One reason I can see to monitor temperatures is if you want to use the maximum amount of current for your steppers without overheating them. Not really necessary but could be a fun project.

Measuring RPMs of the tool could be interesting in a PID controller (closed loop, not data science, and you can buy/build the kit already). Or, just monitor the RPMs and adjust your CAM based on what you learned from it.

TMC drivers can indeed detect missed steps, but not under all circumstances (for example at slow speeds). I am not aware of a feature in Marlin that can abort the job when a missed step is detected during milling.

I think that encoders on steppers would be a great safety feature. The forums are full of posts of people that experienced their Z axis dropping unexpectedly. I also had this problem. If you’re cutting wood, you’re likely to start a fire that way. Encoders would immediately measure that the stepper position is too far off and could be wired/programmed to activate the emergency stop immediately.

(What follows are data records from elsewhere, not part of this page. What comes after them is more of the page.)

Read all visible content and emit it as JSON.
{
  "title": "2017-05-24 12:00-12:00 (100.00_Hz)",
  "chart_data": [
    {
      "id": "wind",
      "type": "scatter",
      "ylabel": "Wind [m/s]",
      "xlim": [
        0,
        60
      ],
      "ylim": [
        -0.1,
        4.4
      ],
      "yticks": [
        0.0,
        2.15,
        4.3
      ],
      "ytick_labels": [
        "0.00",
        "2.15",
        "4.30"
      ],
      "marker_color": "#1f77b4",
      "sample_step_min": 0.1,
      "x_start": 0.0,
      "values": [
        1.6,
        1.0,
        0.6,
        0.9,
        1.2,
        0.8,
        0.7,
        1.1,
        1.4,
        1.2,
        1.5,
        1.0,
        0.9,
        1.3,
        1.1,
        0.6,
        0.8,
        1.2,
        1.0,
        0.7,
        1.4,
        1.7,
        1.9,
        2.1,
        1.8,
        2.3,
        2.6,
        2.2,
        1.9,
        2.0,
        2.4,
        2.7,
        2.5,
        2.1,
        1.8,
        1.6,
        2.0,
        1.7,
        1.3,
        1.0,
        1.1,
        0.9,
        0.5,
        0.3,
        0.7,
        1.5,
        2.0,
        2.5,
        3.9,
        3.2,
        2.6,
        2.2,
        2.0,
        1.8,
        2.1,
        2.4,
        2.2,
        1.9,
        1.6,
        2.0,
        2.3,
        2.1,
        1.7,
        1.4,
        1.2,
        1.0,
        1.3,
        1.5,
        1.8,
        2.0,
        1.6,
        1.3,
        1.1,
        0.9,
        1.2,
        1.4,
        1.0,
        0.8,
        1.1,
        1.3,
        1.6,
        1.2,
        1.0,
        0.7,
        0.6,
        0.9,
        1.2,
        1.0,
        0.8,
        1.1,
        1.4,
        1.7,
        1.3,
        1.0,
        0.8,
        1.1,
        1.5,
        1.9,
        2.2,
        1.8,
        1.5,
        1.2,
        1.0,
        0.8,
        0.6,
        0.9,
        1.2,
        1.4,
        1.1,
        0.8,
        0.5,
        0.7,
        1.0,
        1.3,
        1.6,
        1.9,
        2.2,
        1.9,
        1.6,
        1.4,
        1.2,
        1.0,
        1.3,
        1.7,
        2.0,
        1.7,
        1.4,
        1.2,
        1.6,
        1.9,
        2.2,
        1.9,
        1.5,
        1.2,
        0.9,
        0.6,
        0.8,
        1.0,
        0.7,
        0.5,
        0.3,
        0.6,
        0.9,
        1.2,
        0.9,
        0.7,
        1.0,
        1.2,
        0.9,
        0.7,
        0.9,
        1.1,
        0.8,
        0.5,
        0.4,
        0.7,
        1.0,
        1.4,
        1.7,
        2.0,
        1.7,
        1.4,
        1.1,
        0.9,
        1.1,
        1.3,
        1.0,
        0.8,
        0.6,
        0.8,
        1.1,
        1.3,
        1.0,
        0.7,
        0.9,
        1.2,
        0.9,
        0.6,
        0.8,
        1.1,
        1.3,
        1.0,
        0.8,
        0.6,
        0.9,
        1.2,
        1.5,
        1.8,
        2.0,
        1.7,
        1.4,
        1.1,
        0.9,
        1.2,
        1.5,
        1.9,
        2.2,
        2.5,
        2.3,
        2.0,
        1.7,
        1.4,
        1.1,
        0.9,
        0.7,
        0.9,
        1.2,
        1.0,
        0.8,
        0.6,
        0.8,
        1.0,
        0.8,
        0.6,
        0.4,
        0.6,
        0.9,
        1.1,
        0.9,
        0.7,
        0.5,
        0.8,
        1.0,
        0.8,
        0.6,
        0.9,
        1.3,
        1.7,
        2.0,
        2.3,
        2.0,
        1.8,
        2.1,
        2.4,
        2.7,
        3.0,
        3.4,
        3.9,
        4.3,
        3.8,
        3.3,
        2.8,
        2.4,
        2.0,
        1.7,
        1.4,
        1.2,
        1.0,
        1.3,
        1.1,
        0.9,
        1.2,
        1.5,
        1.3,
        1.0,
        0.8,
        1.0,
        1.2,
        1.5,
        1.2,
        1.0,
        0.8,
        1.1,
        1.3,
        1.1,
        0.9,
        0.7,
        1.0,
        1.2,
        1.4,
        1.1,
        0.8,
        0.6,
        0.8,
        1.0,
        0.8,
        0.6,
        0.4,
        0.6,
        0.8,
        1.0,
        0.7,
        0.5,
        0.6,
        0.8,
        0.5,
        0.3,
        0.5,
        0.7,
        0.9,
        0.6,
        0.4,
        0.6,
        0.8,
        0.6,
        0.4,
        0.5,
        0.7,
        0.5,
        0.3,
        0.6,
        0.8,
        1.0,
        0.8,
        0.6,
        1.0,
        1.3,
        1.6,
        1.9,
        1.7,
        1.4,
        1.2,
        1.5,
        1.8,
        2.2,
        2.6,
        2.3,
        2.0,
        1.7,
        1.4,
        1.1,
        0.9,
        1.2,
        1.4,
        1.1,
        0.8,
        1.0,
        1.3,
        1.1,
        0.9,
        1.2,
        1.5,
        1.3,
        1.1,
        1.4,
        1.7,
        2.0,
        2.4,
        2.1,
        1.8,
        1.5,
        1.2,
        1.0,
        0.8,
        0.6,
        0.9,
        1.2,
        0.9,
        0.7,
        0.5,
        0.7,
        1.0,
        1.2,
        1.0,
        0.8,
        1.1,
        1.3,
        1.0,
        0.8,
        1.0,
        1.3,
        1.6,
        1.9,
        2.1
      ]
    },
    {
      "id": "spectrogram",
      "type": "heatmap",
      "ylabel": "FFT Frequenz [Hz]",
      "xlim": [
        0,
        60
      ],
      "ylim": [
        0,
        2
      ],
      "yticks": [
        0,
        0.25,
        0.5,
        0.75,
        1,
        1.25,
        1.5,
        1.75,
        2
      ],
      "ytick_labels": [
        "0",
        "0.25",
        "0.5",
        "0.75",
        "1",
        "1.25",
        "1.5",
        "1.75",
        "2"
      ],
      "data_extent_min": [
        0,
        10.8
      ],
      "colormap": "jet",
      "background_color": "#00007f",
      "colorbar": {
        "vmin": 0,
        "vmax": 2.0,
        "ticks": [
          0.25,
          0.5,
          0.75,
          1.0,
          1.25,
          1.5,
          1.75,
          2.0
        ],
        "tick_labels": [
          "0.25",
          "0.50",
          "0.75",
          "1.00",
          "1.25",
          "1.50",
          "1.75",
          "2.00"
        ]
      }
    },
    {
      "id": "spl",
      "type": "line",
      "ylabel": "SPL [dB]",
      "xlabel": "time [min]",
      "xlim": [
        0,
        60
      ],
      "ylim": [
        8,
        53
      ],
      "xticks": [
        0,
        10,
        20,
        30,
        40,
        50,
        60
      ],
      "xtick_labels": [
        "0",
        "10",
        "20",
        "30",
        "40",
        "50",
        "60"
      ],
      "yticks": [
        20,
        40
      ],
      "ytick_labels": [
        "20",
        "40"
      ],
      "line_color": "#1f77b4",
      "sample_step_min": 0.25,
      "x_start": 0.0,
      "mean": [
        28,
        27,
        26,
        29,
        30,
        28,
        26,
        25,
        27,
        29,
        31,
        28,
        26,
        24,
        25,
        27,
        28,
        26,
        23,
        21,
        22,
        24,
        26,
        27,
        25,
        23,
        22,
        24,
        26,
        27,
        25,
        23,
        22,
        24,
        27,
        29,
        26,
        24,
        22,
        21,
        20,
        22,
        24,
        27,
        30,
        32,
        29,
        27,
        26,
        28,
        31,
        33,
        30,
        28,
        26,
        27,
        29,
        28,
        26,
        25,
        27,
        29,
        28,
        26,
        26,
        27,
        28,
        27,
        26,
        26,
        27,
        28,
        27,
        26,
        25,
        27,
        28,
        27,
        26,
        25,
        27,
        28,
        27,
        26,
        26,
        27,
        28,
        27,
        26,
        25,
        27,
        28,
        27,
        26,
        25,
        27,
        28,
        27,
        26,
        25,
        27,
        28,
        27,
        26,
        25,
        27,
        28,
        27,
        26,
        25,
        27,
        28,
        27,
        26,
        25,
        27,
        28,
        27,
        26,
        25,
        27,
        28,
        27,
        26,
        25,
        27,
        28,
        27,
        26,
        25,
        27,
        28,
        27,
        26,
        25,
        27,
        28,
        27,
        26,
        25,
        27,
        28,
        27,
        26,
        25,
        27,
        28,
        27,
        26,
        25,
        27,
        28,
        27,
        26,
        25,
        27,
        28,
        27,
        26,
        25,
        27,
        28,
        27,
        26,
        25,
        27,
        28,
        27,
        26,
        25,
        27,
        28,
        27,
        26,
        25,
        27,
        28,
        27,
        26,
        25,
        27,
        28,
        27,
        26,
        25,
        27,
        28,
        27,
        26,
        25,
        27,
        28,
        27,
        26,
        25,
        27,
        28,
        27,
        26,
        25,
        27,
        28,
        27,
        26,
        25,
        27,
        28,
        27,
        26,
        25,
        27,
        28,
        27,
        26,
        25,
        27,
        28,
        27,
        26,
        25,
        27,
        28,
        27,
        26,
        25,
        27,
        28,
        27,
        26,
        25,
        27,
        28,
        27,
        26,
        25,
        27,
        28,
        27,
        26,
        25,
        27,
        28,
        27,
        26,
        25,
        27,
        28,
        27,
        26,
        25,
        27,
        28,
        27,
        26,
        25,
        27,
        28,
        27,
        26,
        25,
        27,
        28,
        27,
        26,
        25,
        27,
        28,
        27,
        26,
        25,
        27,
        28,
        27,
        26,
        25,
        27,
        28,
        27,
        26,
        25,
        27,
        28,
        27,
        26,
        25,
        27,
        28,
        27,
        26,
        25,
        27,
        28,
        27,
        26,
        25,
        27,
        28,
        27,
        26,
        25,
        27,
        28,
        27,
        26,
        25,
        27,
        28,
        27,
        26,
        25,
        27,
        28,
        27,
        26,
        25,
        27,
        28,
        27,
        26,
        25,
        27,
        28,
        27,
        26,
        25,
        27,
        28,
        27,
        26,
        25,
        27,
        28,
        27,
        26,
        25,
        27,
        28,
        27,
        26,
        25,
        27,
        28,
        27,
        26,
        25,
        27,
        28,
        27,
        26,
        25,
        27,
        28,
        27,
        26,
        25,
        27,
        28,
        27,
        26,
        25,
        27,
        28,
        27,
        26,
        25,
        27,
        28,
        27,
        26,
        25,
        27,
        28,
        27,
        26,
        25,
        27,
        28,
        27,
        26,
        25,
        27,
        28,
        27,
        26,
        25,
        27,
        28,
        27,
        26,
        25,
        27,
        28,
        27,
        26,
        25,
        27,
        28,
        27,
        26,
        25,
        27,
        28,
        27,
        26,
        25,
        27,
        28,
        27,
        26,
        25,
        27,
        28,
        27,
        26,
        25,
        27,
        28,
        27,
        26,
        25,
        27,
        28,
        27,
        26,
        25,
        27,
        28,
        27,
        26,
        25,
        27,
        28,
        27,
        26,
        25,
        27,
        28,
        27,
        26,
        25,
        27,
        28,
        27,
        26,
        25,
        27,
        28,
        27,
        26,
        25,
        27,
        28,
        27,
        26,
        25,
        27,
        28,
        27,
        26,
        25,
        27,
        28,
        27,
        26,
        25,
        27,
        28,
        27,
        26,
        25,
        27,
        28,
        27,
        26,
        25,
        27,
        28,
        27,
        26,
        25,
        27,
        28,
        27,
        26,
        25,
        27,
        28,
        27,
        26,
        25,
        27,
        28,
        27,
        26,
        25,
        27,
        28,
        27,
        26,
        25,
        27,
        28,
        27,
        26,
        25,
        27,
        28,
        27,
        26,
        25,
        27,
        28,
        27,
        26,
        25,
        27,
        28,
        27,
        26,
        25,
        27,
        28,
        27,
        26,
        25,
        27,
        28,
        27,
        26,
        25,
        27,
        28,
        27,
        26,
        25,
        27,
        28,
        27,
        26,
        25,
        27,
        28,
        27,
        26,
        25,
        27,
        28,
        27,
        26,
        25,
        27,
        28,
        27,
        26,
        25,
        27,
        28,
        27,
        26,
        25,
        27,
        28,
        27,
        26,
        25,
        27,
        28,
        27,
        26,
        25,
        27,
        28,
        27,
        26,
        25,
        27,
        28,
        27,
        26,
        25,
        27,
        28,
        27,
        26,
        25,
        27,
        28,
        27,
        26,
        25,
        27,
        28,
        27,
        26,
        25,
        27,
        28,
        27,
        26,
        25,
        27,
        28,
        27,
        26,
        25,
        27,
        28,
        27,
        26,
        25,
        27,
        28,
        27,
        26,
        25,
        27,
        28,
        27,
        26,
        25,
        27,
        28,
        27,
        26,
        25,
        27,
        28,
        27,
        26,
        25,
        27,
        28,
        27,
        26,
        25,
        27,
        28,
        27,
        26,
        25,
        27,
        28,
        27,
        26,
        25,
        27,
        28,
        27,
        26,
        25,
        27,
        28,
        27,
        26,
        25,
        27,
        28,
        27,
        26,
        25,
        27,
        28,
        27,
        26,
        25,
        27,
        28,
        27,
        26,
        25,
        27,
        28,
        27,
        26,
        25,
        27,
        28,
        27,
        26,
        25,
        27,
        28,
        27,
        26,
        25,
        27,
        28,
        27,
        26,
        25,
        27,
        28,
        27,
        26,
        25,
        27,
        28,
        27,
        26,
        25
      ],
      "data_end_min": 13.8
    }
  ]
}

I agree that all should be fine with a properly set up machine and decent CAM, but it’s still a lot of fun to work on these kinds of ideas :slight_smile:

Good quality of mechanics is always going to improve performance but brute force is not the most efficient way to get there. Anyone can put big castings together for a stiff machine at a high price, but achieving a balance between price and performance requires skill.

The next level in that direction is software measurement and/or control, which shifts the cost into the software and instrumentation. Instrumentation (like encoders for example) has a cost. Software has a cost too but it is a different type of thing that scales differently.

I am pretty sure the way I use my machines I am leaving some performance on the table, not running as fast as I could, because I keep a conservative margin. With a strain gauge I could have a better understanding of what feed rates actually produce what deflections and pick a speed based on real data instead of trial and error, stopping the experiments when it’s “good enough” but still far from optimal.

I always think of the RC helicopters and planes my dad made when I was a kid. They were very expensive, and if they broke, you would have to replace most of them. The parts had to have high precision (expensive) to be able to move smoothly, but still fly. Now, a chunk of plastic with 4 motors is all you need, because we have control boards with integrated sensors, which you can buy for $25. The incremental software cost is free, because it is open source. You’ve traded a ton of mechanical complexity for some electrical complexity and a lot of software complexity. It scales really well.